I have addressed suggestions but for some reason the coverage checks started to time out.

rbikar commented 8 months ago

@rohanpm I've tried to play with the tests and timeout they hit, I was able to simulate it also on local env. but I'm still still unsure why the tests sometimes hang there and sometimes they do not. It seems to hang on waiter.acquire() I believe that that code with chaining futures in the create_repository() is OK and I think that there might be some problem in pytest that leads to deadlock. Do you have any idea why this happens?

...
  File "/home/runner/work/pubtools-pulplib/pubtools-pulplib/.tox/cov/lib/python3.8/site-packages/more_executors/_impl/map.py", line 72, in _delegate_resolved
    result = self._map_fn(result)
  File "/home/runner/work/pubtools-pulplib/pubtools-pulplib/pubtools/pulplib/_impl/client/client.py", line 1100, in get_and_check_repo
    repo_on_server.result() == repo
  File "/opt/hostedtoolcache/Python/3.8.18/x64/lib/python3.8/concurrent/futures/_base.py", line 439, in result
    self._condition.wait(timeout)
  File "/opt/hostedtoolcache/Python/3.8.18/x64/lib/python3.8/threading.py", line 302, in wait
    waiter.acquire()
rohanpm commented 8 months ago

@rohanpm I've tried to play with the tests and timeout they hit, I was able to simulate it also on local env. but I'm still still unsure why the tests sometimes hang there and sometimes they do not. It seems to hang on waiter.acquire() I believe that that code with chaining futures in the create_repository() is OK and I think that there might be some problem in pytest that leads to deadlock. Do you have any idea why this happens?
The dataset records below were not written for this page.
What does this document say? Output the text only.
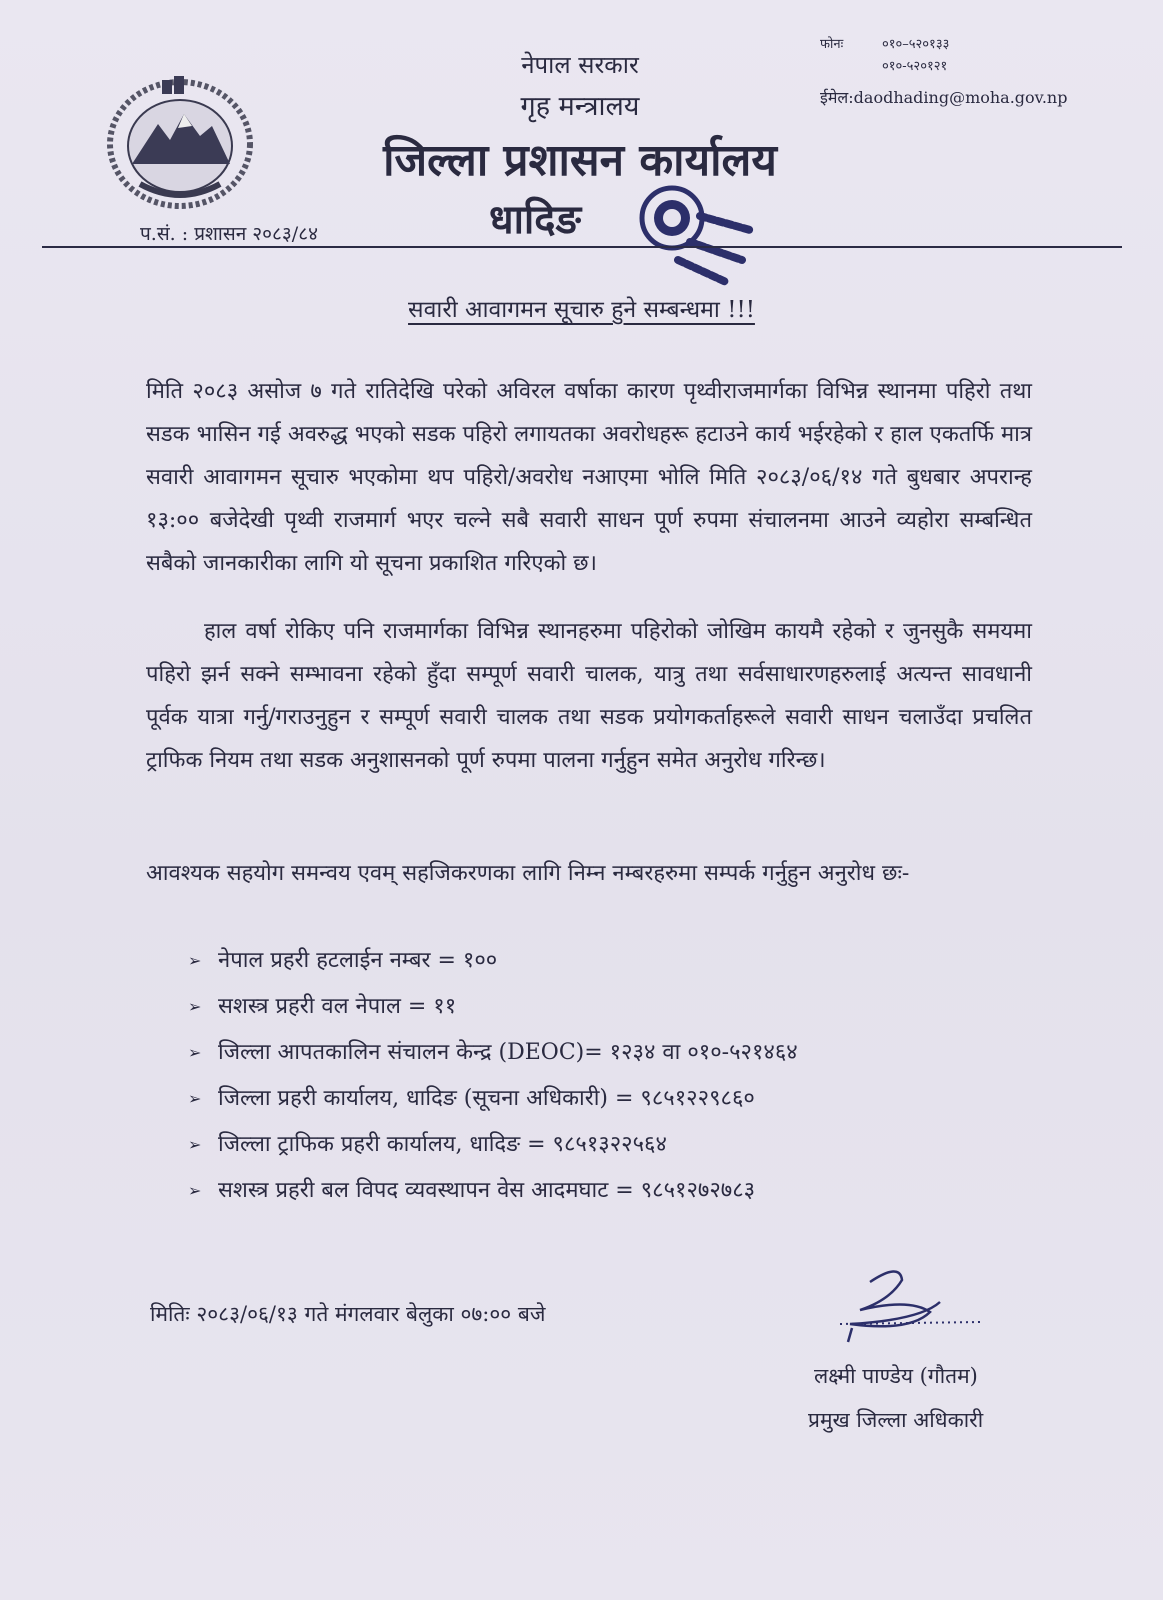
नेपाल सरकार
गृह मन्त्रालय
जिल्ला प्रशासन कार्यालय
धादिङ
फोनः	०१०–५२०१३३
०१०-५२०१२१
ईमेल:daodhading@moha.gov.np
प.सं. : प्रशासन २०८३/८४
सवारी आवागमन सूचारु हुने सम्बन्धमा !!!
मिति २०८३ असोज ७ गते रातिदेखि परेको अविरल वर्षाका कारण पृथ्वीराजमार्गका विभिन्न स्थानमा पहिरो तथा सडक भासिन गई अवरुद्ध भएको सडक पहिरो लगायतका अवरोधहरू हटाउने कार्य भईरहेको र हाल एकतर्फि मात्र सवारी आवागमन सूचारु भएकोमा थप पहिरो/अवरोध नआएमा भोलि मिति २०८३/०६/१४ गते बुधबार अपरान्ह १३:०० बजेदेखी पृथ्वी राजमार्ग भएर चल्ने सबै सवारी साधन पूर्ण रुपमा संचालनमा आउने व्यहोरा सम्बन्धित सबैको जानकारीका लागि यो सूचना प्रकाशित गरिएको छ।
हाल वर्षा रोकिए पनि राजमार्गका विभिन्न स्थानहरुमा पहिरोको जोखिम कायमै रहेको र जुनसुकै समयमा पहिरो झर्न सक्ने सम्भावना रहेको हुँदा सम्पूर्ण सवारी चालक, यात्रु तथा सर्वसाधारणहरुलाई अत्यन्त सावधानी पूर्वक यात्रा गर्नु/गराउनुहुन र सम्पूर्ण सवारी चालक तथा सडक प्रयोगकर्ताहरूले सवारी साधन चलाउँदा प्रचलित ट्राफिक नियम तथा सडक अनुशासनको पूर्ण रुपमा पालना गर्नुहुन समेत अनुरोध गरिन्छ।
आवश्यक सहयोग समन्वय एवम् सहजिकरणका लागि निम्न नम्बरहरुमा सम्पर्क गर्नुहुन अनुरोध छः-
➢ नेपाल प्रहरी हटलाईन नम्बर = १००
➢ सशस्त्र प्रहरी वल नेपाल = ११
➢ जिल्ला आपतकालिन संचालन केन्द्र (DEOC)= १२३४ वा ०१०-५२१४६४
➢ जिल्ला प्रहरी कार्यालय, धादिङ (सूचना अधिकारी) = ९८५१२२९८६०
➢ जिल्ला ट्राफिक प्रहरी कार्यालय, धादिङ = ९८५१३२२५६४
➢ सशस्त्र प्रहरी बल विपद व्यवस्थापन वेस आदमघाट = ९८५१२७२७८३
मितिः २०८३/०६/१३ गते मंगलवार बेलुका ०७:०० बजे
लक्ष्मी पाण्डेय (गौतम)
प्रमुख जिल्ला अधिकारी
I believe there is a bug in the change actually. I was able to reproduce it too, but I couldn't reproduce it after a change like below:

diff --git a/pubtools/pulplib/_impl/client/client.py b/pubtools/pulplib/_impl/client/client.py
index 8a0bc27..5e24a85 100644
--- a/pubtools/pulplib/_impl/client/client.py
+++ b/pubtools/pulplib/_impl/client/client.py
@@ -1093,11 +1093,10 @@ class Client(object):

             raise exception

-        def get_and_check_repo(_):
-            repo_on_server = self.get_repository(repo_id)
+        def check_repo(repo_on_server):
             try:
                 assert (
-                    repo_on_server.result() == repo
+                    repo_on_server == repo
                 ), "Repo exists on server with unexpected values"
             except AssertionError:
                 if importer:
@@ -1120,7 +1119,7 @@ class Client(object):
                 )
                 raise

-            return repo_on_server
+            return f_return(repo_on_server)
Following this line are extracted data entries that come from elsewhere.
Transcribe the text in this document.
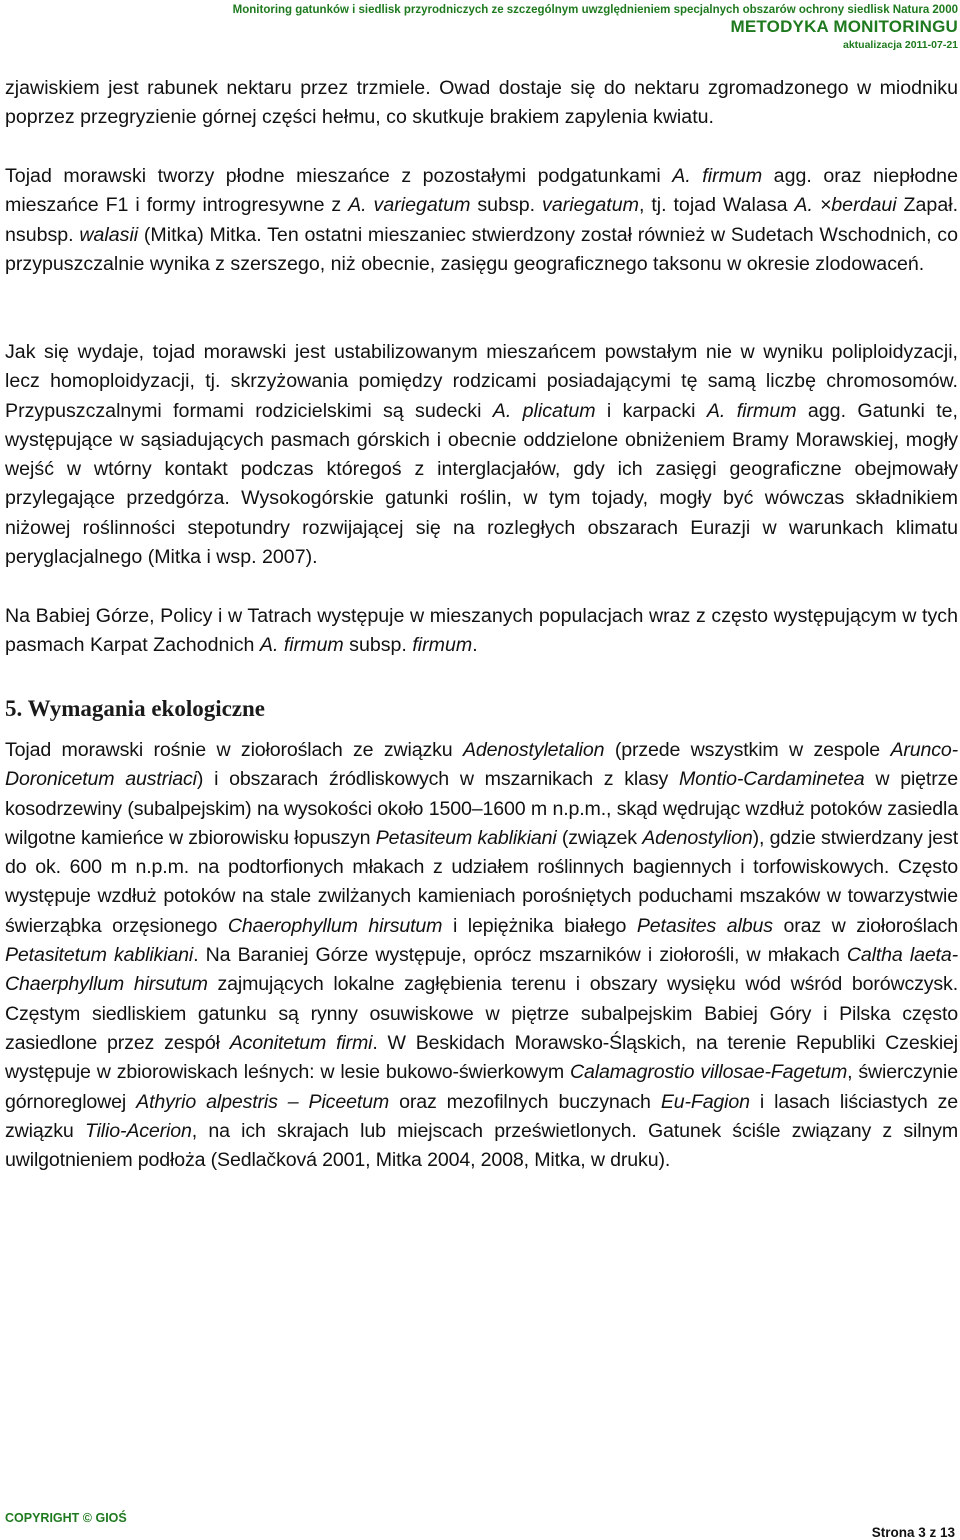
Monitoring gatunków i siedlisk przyrodniczych ze szczególnym uwzględnieniem specjalnych obszarów ochrony siedlisk Natura 2000
METODYKA MONITORINGU
aktualizacja 2011-07-21

zjawiskiem jest rabunek nektaru przez trzmiele. Owad dostaje się do nektaru zgromadzonego w miodniku poprzez przegryzienie górnej części hełmu, co skutkuje brakiem zapylenia kwiatu.

Tojad morawski tworzy płodne mieszańce z pozostałymi podgatunkami A. firmum agg. oraz niepłodne mieszańce F1 i formy introgresywne z A. variegatum subsp. variegatum, tj. tojad Walasa A. ×berdaui Zapał. nsubsp. walasii (Mitka) Mitka. Ten ostatni mieszaniec stwierdzony został również w Sudetach Wschodnich, co przypuszczalnie wynika z szerszego, niż obecnie, zasięgu geograficznego taksonu w okresie zlodowaceń.

Jak się wydaje, tojad morawski jest ustabilizowanym mieszańcem powstałym nie w wyniku poliploidyzacji, lecz homoploidyzacji, tj. skrzyżowania pomiędzy rodzicami posiadającymi tę samą liczbę chromosomów. Przypuszczalnymi formami rodzicielskimi są sudecki A. plicatum i karpacki A. firmum agg. Gatunki te, występujące w sąsiadujących pasmach górskich i obecnie oddzielone obniżeniem Bramy Morawskiej, mogły wejść w wtórny kontakt podczas któregoś z interglacjałów, gdy ich zasięgi geograficzne obejmowały przylegające przedgórza. Wysokogórskie gatunki roślin, w tym tojady, mogły być wówczas składnikiem niżowej roślinności stepotundry rozwijającej się na rozległych obszarach Eurazji w warunkach klimatu peryglacjalnego (Mitka i wsp. 2007).

Na Babiej Górze, Policy i w Tatrach występuje w mieszanych populacjach wraz z często występującym w tych pasmach Karpat Zachodnich A. firmum subsp. firmum.

5. Wymagania ekologiczne

Tojad morawski rośnie w ziołoroślach ze związku Adenostyletalion (przede wszystkim w zespole Arunco-Doronicetum austriaci) i obszarach źródliskowych w mszarnikach z klasy Montio-Cardaminetea w piętrze kosodrzewiny (subalpejskim) na wysokości około 1500–1600 m n.p.m., skąd wędrując wzdłuż potoków zasiedla wilgotne kamieńce w zbiorowisku łopuszyn Petasiteum kablikiani (związek Adenostylion), gdzie stwierdzany jest do ok. 600 m n.p.m. na podtorfionych młakach z udziałem roślinnych bagiennych i torfowiskowych. Często występuje wzdłuż potoków na stale zwilżanych kamieniach porośniętych poduchami mszaków w towarzystwie świerząbka orzęsionego Chaerophyllum hirsutum i lepiężnika białego Petasites albus oraz w ziołoroślach Petasitetum kablikiani. Na Baraniej Górze występuje, oprócz mszarników i ziołorośli, w młakach Caltha laeta-Chaerphyllum hirsutum zajmujących lokalne zagłębienia terenu i obszary wysięku wód wśród borówczysk. Częstym siedliskiem gatunku są rynny osuwiskowe w piętrze subalpejskim Babiej Góry i Pilska często zasiedlone przez zespół Aconitetum firmi. W Beskidach Morawsko-Śląskich, na terenie Republiki Czeskiej występuje w zbiorowiskach leśnych: w lesie bukowo-świerkowym Calamagrostio villosae-Fagetum, świerczynie górnoreglowej Athyrio alpestris – Piceetum oraz mezofilnych buczynach Eu-Fagion i lasach liściastych ze związku Tilio-Acerion, na ich skrajach lub miejscach prześwietlonych. Gatunek ściśle związany z silnym uwilgotnieniem podłoża (Sedlačková 2001, Mitka 2004, 2008, Mitka, w druku).

COPYRIGHT © GIOŚ
Strona 3 z 13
         LOG.debug("Creating repository %s", repo_id)
         out = self._request_executor.submit(
@@ -1128,6 +1127,9 @@ class Client(object):
         )

         out = f_map(out, error_fn=log_existing_repo)
-        out = f_flat_map(out, get_and_check_repo)
+        # After supposedly creating the repo, get it...
+        out = f_flat_map(out, lambda _: self.get_repository(repo_id))
+        # ...and check it matches what's needed
+        out = f_flat_map(out, check_repo)
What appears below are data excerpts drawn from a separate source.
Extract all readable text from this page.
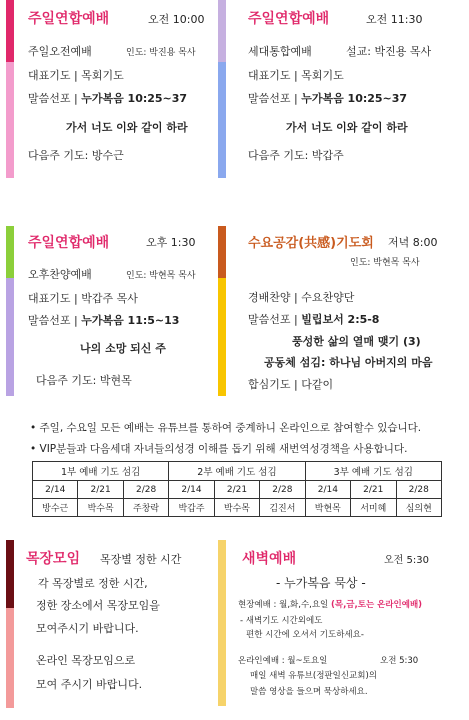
주일연합예배	오전 10:00
주일오전예배	인도: 박진용 목사
대표기도 | 목회기도
말씀선포 | 누가복음 10:25~37
가서 너도 이와 같이 하라
다음주 기도: 방수근
주일연합예배	오전 11:30
세대통합예배	설교: 박진용 목사
대표기도 | 목회기도
말씀선포 | 누가복음 10:25~37
가서 너도 이와 같이 하라
다음주 기도: 박갑주
주일연합예배	오후 1:30
오후찬양예배	인도: 박현목 목사
대표기도 | 박갑주 목사
말씀선포 | 누가복음 11:5~13
나의 소망 되신 주
다음주 기도: 박현목
수요공감(共感)기도회 저녁 8:00
인도: 박현목 목사
경배찬양 | 수요찬양단
말씀선포 | 빌립보서 2:5-8
풍성한 삶의 열매 맺기 (3)
공동체 섬김: 하나님 아버지의 마음
합심기도 | 다같이
• 주일, 수요일 모든 예배는 유튜브를 통하여 중계하니 온라인으로 참여할수 있습니다.
• VIP분들과 다음세대 자녀들의성경 이해를 돕기 위해 새번역성경책을 사용합니다.
1부 예배 기도 섬김			2부 예배 기도 섬김			3부 예배 기도 섬김		
2/14	2/21	2/28	2/14	2/21	2/28	2/14	2/21	2/28
방수근	박수목	주창락	박갑주	박수목	김진서	박현목	서미혜	심의현
목장모임 목장별 정한 시간
각 목장별로 정한 시간,
정한 장소에서 목장모임을
모여주시기 바랍니다.
온라인 목장모임으로
모여 주시기 바랍니다.
새벽예배	오전 5:30
- 누가복음 묵상 -
현장예배 : 월,화,수,요일 (목,금,토는 온라인예배)
- 새벽기도 시간외에도
편한 시간에 오셔서 기도하세요-
온라인예배 : 월~토요일	오전 5:30
매일 새벽 유튜브(정판일신교회)의
말씀 영상을 들으며 묵상하세요.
         return f_proxy(out)

...i.e. changing it into a fully non-blocking style rather than a mixture of blocking and non-blocking. Do you want to give that a try?

I think the problem with the other approach is:

It can happen randomly, or not, depending on how fast each future manages to complete. Because when you do out = f_flat_map(out, get_and_check_repo), if the future has already completed by that time, then get_and_check_repo will be immediately called in the current thread (no deadlock), but if it hasn't completed yet then get_and_check_repo will later be called from the RetryExecutor's thread (deadlock).